Castanea Station History

Beech Creek, Clearfield, and Southwestern Railroad was built in the early 1800s for freight service.

Passenger service added in 1884

Castanea station built in 1884 (now in 2009 = 125 years old)

By 1895, 6000 railroad cars passed this station each week.

Station was very important to local economy.

Station was serving 600 passengers a day.

Main purpose of railroad was to transport coal from the region to the industrial areas of the eastern US.  Other commodities carried by the BCC&S Railroad included clay, lumber, fire brick, farm products, and merchandise.

Primary financiers were the Vanderbilts of New York.
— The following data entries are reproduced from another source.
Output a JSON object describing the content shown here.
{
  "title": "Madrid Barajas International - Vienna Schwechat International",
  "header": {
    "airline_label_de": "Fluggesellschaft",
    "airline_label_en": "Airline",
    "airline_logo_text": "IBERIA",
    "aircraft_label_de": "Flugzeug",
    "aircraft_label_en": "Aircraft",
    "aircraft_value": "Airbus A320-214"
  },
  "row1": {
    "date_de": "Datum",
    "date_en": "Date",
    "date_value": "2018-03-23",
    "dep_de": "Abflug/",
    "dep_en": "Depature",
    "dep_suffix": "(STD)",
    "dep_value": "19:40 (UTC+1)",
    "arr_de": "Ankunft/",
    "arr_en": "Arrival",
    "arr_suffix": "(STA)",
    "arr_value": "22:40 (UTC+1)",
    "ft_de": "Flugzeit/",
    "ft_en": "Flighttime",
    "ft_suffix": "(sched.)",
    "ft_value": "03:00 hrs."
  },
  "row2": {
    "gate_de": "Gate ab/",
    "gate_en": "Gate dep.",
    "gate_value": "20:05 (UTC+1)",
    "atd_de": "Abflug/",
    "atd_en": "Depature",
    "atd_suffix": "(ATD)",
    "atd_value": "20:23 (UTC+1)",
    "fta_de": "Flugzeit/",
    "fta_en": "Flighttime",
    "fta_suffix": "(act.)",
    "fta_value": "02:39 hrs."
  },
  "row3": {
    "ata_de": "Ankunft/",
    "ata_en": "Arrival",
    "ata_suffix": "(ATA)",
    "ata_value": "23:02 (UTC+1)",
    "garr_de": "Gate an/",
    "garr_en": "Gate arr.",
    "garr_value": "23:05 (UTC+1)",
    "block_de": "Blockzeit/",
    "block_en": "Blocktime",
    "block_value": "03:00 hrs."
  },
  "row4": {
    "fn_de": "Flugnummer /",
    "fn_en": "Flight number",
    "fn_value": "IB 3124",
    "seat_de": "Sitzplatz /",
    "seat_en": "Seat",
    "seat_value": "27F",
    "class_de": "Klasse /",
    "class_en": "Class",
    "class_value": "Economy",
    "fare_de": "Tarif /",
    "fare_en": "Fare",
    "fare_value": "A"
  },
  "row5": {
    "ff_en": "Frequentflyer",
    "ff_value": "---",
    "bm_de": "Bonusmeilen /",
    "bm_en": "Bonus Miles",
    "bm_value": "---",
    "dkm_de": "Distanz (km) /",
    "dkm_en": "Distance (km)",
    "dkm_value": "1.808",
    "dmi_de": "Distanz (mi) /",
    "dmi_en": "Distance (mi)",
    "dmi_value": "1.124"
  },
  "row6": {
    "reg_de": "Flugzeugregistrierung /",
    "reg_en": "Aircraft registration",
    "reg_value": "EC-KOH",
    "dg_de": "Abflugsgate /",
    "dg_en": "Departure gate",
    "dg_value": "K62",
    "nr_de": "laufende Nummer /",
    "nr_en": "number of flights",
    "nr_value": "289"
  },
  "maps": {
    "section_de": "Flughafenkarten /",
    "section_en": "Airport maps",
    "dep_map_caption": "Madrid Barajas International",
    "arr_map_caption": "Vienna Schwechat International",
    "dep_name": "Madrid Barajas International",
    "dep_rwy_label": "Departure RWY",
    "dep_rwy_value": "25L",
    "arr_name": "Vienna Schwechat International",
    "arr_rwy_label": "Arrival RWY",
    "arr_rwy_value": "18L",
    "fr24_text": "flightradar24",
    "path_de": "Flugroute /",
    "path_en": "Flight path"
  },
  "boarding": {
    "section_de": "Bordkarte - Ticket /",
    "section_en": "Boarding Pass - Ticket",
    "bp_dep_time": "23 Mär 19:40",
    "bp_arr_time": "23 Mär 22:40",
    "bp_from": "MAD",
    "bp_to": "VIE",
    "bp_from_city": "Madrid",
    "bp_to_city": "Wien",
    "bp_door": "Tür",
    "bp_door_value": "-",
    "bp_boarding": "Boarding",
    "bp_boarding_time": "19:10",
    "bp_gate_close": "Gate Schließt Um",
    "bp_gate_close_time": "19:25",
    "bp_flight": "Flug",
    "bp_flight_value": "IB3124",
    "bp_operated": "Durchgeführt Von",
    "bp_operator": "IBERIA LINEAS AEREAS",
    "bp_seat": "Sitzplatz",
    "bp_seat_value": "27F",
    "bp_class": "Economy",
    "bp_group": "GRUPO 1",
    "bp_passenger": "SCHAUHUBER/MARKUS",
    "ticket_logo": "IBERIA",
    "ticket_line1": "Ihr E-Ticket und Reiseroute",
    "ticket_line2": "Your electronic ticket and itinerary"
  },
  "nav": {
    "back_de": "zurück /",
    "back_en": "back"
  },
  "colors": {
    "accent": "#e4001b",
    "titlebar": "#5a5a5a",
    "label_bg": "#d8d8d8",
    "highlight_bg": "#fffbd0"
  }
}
In 1899, the BCC&S became part of the New York Central System.

The village of Castanea, PA was founded in 1871 by Jack Brown and Peter Keller who bought and sold lots.

The station contained a freight station, ticket booth, and telegraph office.  It was providing passenger service for Lock Haven via horse-drawn buggies.  Four passenger trains passed through the station daily.  Supplies were shipped into this area to support a brewery, a limestone quarry, a paper company, and brick & tile company.

In 1956 Trylon Chemical Company purchased the station.

In 1972 the Agnes Flood washed out the tracks east of the station which ended the Railroad's run through Castanea.

Castenea Station pre-2009
note:  a kiosk shaped to resemble a water tower stands in front of the station as of 2009.  The kiosk, constructed by Keystone Central Vo-tech students for the Clinton County Historical Society, which will serve as an tourist information area for the future rails-to-trails and offer a general history of transportation in the Clinton County area.